CONCORD, N.H. — The driver of a truck in a fiery collision on a rural New Hampshire highway that killed seven motorcyclists was charged Monday with seven counts of negligent homicide, and records show he was stopped on suspicion of drunken driving last month and in 2013.

Volodymyr Zhukovskyy, 23, was arrested Monday morning at his home in West Springfield, Massachusetts, on a fugitive from justice charge related to Friday’s crash, the New Hampshire attorney general’s office said.

He was expected to make a court appearance on the charge Monday afternoon in Springfield.

Zhukovskyy was questioned at the scene of the crash and allowed to return to Massachusetts, the National Transportation Safety Board has said. The fugitive charge is standard for someone charged in a warrant in another state, Massachusetts State Police said.

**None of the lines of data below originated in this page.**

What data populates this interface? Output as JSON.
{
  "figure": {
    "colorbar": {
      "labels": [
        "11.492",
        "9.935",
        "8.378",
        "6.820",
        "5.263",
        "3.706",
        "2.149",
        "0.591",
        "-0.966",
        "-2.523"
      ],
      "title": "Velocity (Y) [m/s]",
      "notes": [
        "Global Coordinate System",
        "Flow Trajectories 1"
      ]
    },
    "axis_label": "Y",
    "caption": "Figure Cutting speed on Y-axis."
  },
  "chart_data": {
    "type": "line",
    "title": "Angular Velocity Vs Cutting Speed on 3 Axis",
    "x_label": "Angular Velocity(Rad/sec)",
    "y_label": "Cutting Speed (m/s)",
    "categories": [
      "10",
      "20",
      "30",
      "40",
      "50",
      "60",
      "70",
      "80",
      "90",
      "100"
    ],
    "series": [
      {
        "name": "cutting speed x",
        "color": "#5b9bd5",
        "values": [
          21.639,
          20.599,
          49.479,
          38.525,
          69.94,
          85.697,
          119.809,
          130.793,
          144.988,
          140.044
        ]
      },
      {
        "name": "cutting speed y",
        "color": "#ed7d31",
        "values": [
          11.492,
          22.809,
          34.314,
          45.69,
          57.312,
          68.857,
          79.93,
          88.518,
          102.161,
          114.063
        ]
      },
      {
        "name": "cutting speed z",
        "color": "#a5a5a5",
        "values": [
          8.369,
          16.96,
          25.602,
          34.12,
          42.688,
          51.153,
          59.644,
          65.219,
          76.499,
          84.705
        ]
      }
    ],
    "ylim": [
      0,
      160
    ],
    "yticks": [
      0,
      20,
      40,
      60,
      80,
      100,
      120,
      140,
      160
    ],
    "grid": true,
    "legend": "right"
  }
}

Records show that Zhukovskyy was arrested on drunken driving charges last month and in 2013.

He was stopped by police in East Windsor, Connecticut, on May 11, state court records show. Details were not available; a message seeking comment was left for his lawyer in that case.

Additionally, Zhukovskyy was arrested for drunken driving in 2013 in Westfield, Massachusetts, state motor vehicle records show. He was placed on probation for one year and had his license suspended for 210 days, The Westfield News reported.

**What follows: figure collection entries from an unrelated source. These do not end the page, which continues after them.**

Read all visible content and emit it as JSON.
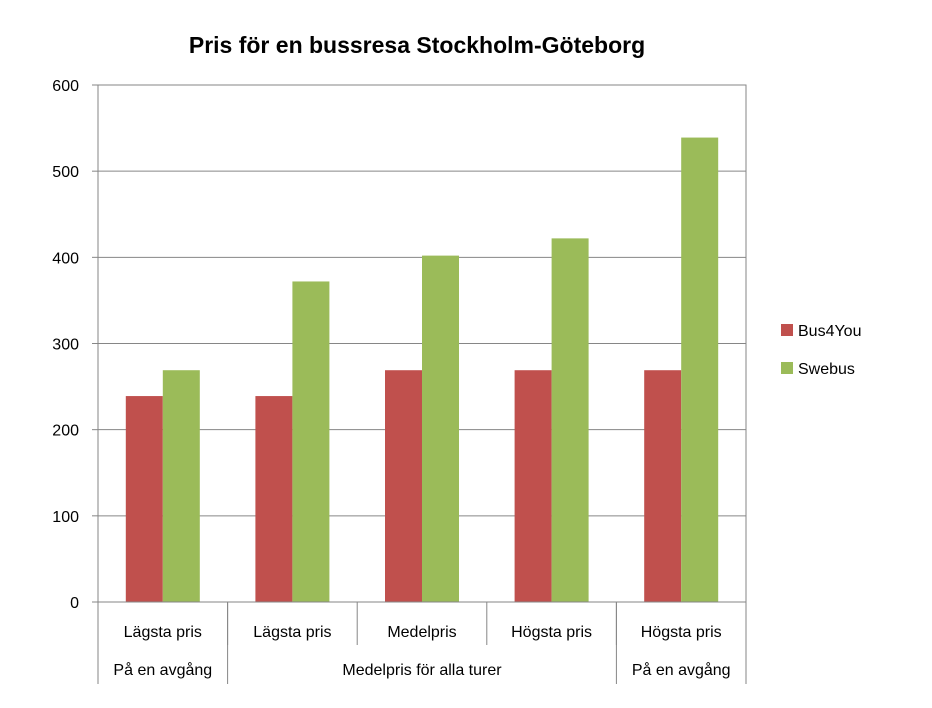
{
  "chart_data": {
    "type": "bar",
    "title": "Pris för en bussresa Stockholm-Göteborg",
    "xlabel": "",
    "ylabel": "",
    "ylim": [
      0,
      600
    ],
    "yticks": [
      0,
      100,
      200,
      300,
      400,
      500,
      600
    ],
    "grid": true,
    "legend_position": "right",
    "categories": [
      "Lägsta pris",
      "Lägsta pris",
      "Medelpris",
      "Högsta pris",
      "Högsta pris"
    ],
    "category_groups": [
      {
        "label": "På en avgång",
        "span": 1
      },
      {
        "label": "Medelpris för alla turer",
        "span": 3
      },
      {
        "label": "På en avgång",
        "span": 1
      }
    ],
    "series": [
      {
        "name": "Bus4You",
        "color": "#c0504d",
        "values": [
          239,
          239,
          269,
          269,
          269
        ]
      },
      {
        "name": "Swebus",
        "color": "#9bbb59",
        "values": [
          269,
          372,
          402,
          422,
          539
        ]
      }
    ]
  }
}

A man who answered the phone at the home of Zhukovskyy’s family and would identify himself only as his brother-in-law said Monday that the family is in shock and feeling the same pain as everyone else but couldn’t say whether the driver was right or wrong.

Since the accident, the brother-in-law said, Zhukovskyy had remained in his room, not eaten and talked to no one.

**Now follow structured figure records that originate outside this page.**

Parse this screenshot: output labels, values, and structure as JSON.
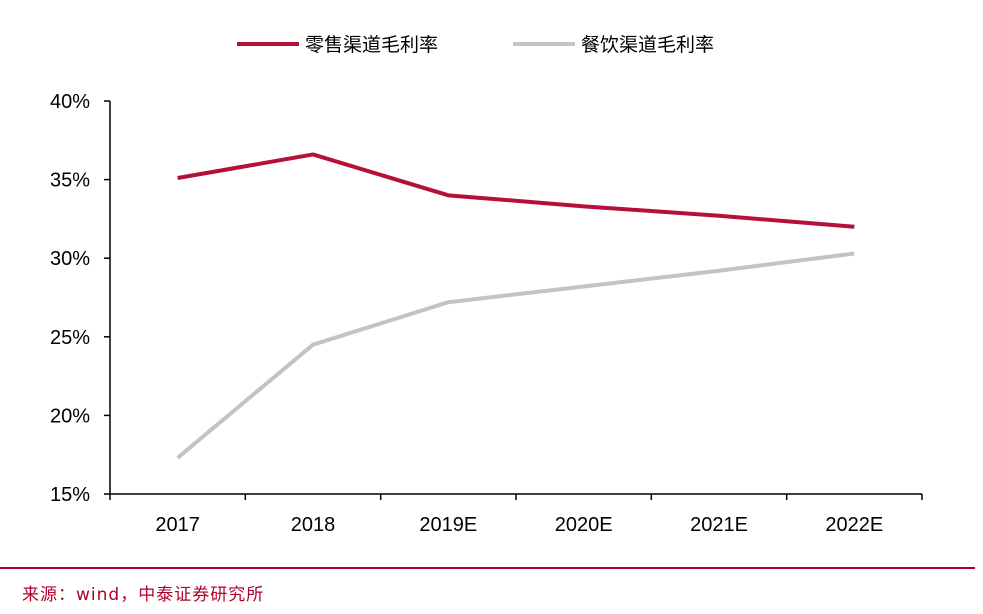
{
  "chart_data": {
    "type": "line",
    "categories": [
      "2017",
      "2018",
      "2019E",
      "2020E",
      "2021E",
      "2022E"
    ],
    "series": [
      {
        "name": "零售渠道毛利率",
        "color": "#b5103a",
        "values": [
          35.1,
          36.6,
          34.0,
          33.3,
          32.7,
          32.0
        ]
      },
      {
        "name": "餐饮渠道毛利率",
        "color": "#c3c3c3",
        "values": [
          17.3,
          24.5,
          27.2,
          28.2,
          29.2,
          30.3
        ]
      }
    ],
    "ylim": [
      15,
      40
    ],
    "yticks": [
      "15%",
      "20%",
      "25%",
      "30%",
      "35%",
      "40%"
    ],
    "legend_position": "top",
    "grid": false
  },
  "source": "来源：wind，中泰证券研究所"
}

Zhukovskyy’s pickup truck, towing a flatbed trailer, collided with a group of 10 motorcycles Friday on a two-lane highway in the northern New Hampshire community of Randolph, investigators said. The truck was traveling west when it struck the eastbound group of motorcycles.

The victims were members or supporters of the Marine JarHeads, a New England motorcycle club that includes Marines and their spouses, and ranged in age from 42 to 62. Four were from New Hampshire, two from Massachusetts and one from Rhode Island.

George Loring, a JarHeads member who lives in Hingham, Massachusetts, and was a few hundred yards from the crash, said Zhukovskyy has “got to live with it for the rest of his life.”

“Everyone’s suffering so much,” Loring said. “It’s so sad for the brothers and sisters who died. You can be angry at him, you can be whatever. I don’t know. I’m glad he’s been arrested.”

Joseph Mazza, whose nephew Albert Mazza Jr. was killed in the crash, welcomed the arrest but admitted it was a poor consolation for the loss of a loved one.

“As long as he pays a price. He has caused lot of harm to a lot of families,” Mazza said from his Haverhill home. “If has a problem, he shouldn’t be on the road. If he is a bad actor, he doesn’t belong on the street. He caused enough of a tragedy. Enough is enough.”

Authorities identified the dead as Michael Ferazzi, 62, of Contoocook, New Hampshire; Mazza, 59, of Lee, New Hampshire; Desma Oakes, 42, of Concord, New Hampshire; Aaron Perry, 45, of Farmington, New Hampshire; Daniel Pereira, 58, of Riverside, Rhode Island; and Jo-Ann and Edward Corr, both 58, of Lakeville, Massachusetts.